Seneca the Younger's Letter 47 of his Epistulae Morales ad Lucilium, sometimes known as On Master and Slave or On Slavery, is an essayistic look at dehumanization in the context of slavery in ancient Rome. It was a criticism of aspects of Roman slavery, without outright opposition to it (Seneca was himself a slaveholder), and had a favorable later reception by Enlightenment philosophers and subsequently the 19th century abolitionist movement. Conversely, the text has also been seen as a proslavery apologia, as well as in the light of the Stoic philosophical idea that "all men are slaves".

Historical Stoicism believed in human equality by natural law, but also recognized positive law. It was in disagreement with Aristotle's earlier concept of natural slavery. As such, Seneca made objection to behavior seen as particularly degrading such as corporal punishment and sexual exploitation of enslaved people, but not to the overall social system.

==Influence==
As a Roman letter expressing ambivalence about slavery from the 1st century, it has been compared to the early Christian writing in Paul's Epistle to Philemon. And Gregory of Nyssa in the 4th century condemns slavery outright, in rhetorical terms that may draw from Seneca, but that go beyond him.

In support of his argument, Seneca references the proverb totidem hostes esse quot servos ("as many enemies as you have slaves"), cited by many Europeans in the early Atlantic slave trade as a caution against slave rebellion.

Hegel's master–slave dialectic in The Phenomenology of Spirit of 1807 picked up the philosophical theme, later commented on by Jean-Paul Sartre and Frantz Fanon in the 20th century.
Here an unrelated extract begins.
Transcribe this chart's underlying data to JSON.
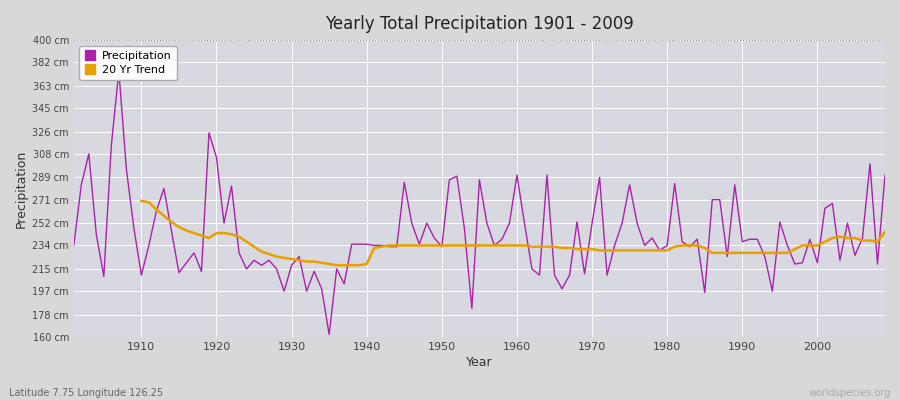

Jean-Jacques Rousseau's sequel to the 1762 Emile, or On Education sees the novel's protagonist sold into the Barbary slave trade, and develops Seneca's ideas, while taking them further to show slavery as inherently unjust. The letter is quoted in the British abolitionist William Wilberforce's 1807 A Letter on the Abolition of the Slave Trade, and is mentioned in Pierre-Suzanne-Augustin Cochin's L'Abolition de l'esclavage in 1861 amid the American Civil War. Seneca's writings were popular with African American activists, and may have inspired the naming of the free settlement of Seneca Village in early 19th century New York City, a possible influence of the African Free School. At an 1855 raid in Washington, D.C., as police asked African American activists "whether they had anything to say", an activist simply placed three books on the desk: the Bible, Life in Earnest, and Seneca's Morals, and requested their examination.